# L3400 Hydraulics



## Shawnkubota (Mar 7, 2011)

Sorry if this is already answered somewhere, new to forum. My 05 L3400 hydraulics started acting up. At he beginning of winter the hose that supplies the pump cracked and I had to replace that, I didnt think I did any damage the little bit I ran it leaking, I did get the pump hot though. Just recently using the loader it would act up every now and then, act like it wasnt getting fluid or there was air in the lines. Then I noticed a sound like the pump was working hard,when I wasnt using the hydraulics, and then I figured out that when I had the 3 point raised all the way up, the pump was still working, and if I put the lever down just a hair, lowered the 3 point down a hair, the pump working sound would go away, AND, I then had no issues using the loader.

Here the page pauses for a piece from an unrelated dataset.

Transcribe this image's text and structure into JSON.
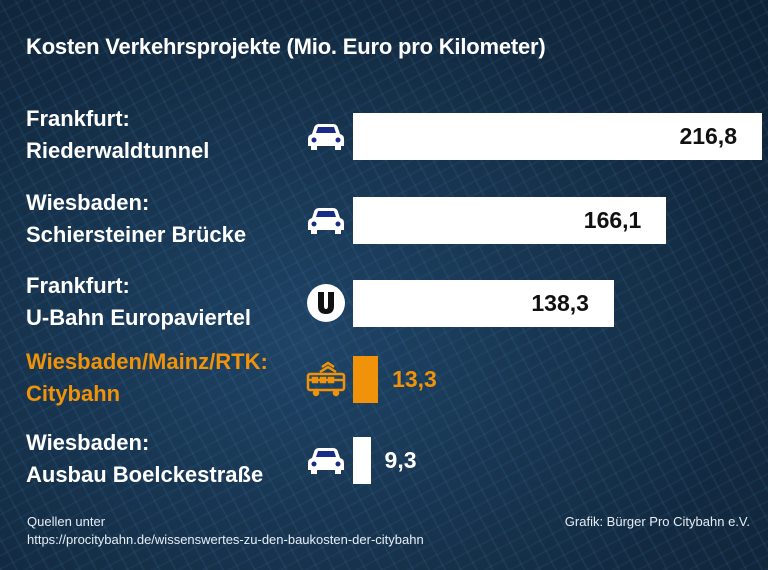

When the 3 point lever is raised all the way up, and the 3 point with its attachment is raised all the way up, the pump should then stop working, it isnt, what is going on?


----------



## Hoodoo Valley (Nov 14, 2006)

Welcome to the forum ShawnKubota.


----------



## teg (Jan 28, 2009)

Sound like you have to adjust the "Stop" at the top of the lift. The tractor thinks it still has room to go up when it doesn't. the tractor goes into bypass mode so that is why your FEL will not work.


----------